To those misguided, moderate/Independent voters who simply could not vote for John Kerry in 2004 because “I hate President Bush but I just could not vote for that other guy,” I say to you: elections have consequences.
To those misguided, African American voters who simply could not vote for John Kerry in 2004 because “I hate President Bush but John Kerry is for gay marriage and that’s against the Bible,” I say to you: elections have consequences.
To those misguided, Republican voters who simply could not vote for John Kerry in 2004 because “I hate President Bush but Kerry was a flip-flopper,” I say to you: elections have consequences.
Yes, people, elections have consequences:
Divided Court Limits Use of Race by School Districts
By Robert Barnes
Washington Post Staff Writer
A divided Supreme Court yesterday restricted the ability of public school districts to use race to determine which schools students can attend, a decision that could sharply limit integration programs across the nation.
The nine justices split decisively along ideological grounds, with a five-justice majority ruling that school admission programs in Seattle and Louisville violated the Constitution's guarantee of equal protection to individuals. Educators said the decision may lead many districts to drop efforts at racially balancing schools.
In a dramatic 45 minutes on the final day of the court's term, three justices took turns reading sometimes-biting opinions that portrayed the ruling as either the natural affirmation or a bitter betrayal of the landmark Brown v. Board of Education desegregation decision of 1954.

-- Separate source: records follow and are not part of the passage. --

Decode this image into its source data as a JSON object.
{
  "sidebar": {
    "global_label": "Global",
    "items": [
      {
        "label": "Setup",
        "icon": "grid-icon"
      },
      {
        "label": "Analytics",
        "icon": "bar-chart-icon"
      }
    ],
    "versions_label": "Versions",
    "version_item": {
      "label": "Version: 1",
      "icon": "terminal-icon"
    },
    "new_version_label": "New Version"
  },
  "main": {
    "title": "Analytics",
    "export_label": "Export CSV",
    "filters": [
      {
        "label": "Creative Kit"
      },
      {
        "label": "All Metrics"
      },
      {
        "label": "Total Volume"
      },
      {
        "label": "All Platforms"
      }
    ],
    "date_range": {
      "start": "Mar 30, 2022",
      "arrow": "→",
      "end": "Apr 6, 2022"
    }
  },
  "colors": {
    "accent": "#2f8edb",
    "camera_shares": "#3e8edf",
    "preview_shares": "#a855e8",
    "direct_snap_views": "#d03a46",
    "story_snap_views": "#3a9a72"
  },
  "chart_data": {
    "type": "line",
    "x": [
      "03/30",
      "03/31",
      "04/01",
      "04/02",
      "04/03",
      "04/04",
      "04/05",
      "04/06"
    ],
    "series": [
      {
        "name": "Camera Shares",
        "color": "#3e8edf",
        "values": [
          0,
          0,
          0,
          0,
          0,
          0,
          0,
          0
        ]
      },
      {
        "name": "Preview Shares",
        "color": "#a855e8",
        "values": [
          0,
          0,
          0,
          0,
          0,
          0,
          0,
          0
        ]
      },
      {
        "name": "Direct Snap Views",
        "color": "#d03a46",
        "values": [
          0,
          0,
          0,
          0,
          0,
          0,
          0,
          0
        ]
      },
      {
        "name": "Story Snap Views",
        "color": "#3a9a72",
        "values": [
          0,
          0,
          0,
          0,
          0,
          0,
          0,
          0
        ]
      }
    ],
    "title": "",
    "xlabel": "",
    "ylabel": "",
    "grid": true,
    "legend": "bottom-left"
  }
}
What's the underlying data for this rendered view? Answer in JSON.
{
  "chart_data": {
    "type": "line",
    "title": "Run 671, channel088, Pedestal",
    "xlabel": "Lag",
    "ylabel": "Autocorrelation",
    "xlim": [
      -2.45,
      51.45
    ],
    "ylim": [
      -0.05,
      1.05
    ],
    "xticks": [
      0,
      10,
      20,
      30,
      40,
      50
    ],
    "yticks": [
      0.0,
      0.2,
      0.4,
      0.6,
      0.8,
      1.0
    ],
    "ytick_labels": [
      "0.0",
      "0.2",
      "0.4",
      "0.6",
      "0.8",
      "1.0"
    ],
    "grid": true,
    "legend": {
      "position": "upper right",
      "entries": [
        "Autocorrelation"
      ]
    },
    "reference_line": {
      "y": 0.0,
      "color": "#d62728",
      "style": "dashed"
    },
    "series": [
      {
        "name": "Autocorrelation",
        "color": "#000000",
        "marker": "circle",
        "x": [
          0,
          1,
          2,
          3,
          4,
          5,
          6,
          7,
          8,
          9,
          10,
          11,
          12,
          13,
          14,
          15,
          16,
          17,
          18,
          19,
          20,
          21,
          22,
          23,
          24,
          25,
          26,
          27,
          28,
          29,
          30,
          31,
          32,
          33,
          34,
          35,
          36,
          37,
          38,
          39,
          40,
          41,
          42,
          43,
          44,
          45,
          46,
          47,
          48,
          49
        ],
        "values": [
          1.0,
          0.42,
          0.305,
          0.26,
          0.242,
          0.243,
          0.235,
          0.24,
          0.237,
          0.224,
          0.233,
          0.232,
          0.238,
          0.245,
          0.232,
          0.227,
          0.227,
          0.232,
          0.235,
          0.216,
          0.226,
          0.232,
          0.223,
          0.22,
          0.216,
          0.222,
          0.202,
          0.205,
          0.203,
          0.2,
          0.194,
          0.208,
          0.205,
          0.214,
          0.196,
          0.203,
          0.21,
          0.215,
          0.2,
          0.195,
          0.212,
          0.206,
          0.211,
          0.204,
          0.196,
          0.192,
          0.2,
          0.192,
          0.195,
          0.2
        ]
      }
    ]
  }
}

Welcome to the “Scalito” effect. If it was good 50 years ago, it’s got to be good now. I’m sure the Kool-Aid drinkers are high-fiving each other now. Everyone else should be taking a long, sober look at what this means for our country.
The court's four liberals delivered a scathing dissent that was twice as long as Roberts's opinion. Justice Stephen G. Breyer said the decision is one "the court and the nation will come to regret.
"The lesson of history is not that efforts to continue racial segregation are constitutionally indistinguishable from efforts to achieve racial integration," Breyer wrote. "Indeed, it is a cruel distortion of history to compare Topeka, Kansas, in the 1950s to Louisville and Seattle in the modern day."
When you elect a reactionary right-wing extremist to the White House, you’re going to get reactionary, right-wing extremists on the nation’s highest court, who will issue reactionary, right-wing extremist rulings. Like this one.
There is a large element of this country, predominantly white males, who have been pissed off for the past 30 years about things like “political correctness.” It’s talk radio’s red meat. And mostly what they’re pissed off about is having to say goodbye to their world where white people are dominant and people of color and women “know their place.” Decisions like Brown v. Board of Education are why. So I’m sure the Rush Limbaugh crowd will be very happy today.
But 20 years from now, as this decision filters down into small town school districts, and we see the actual ramifications of this huge backward step, I wonder what your children will say?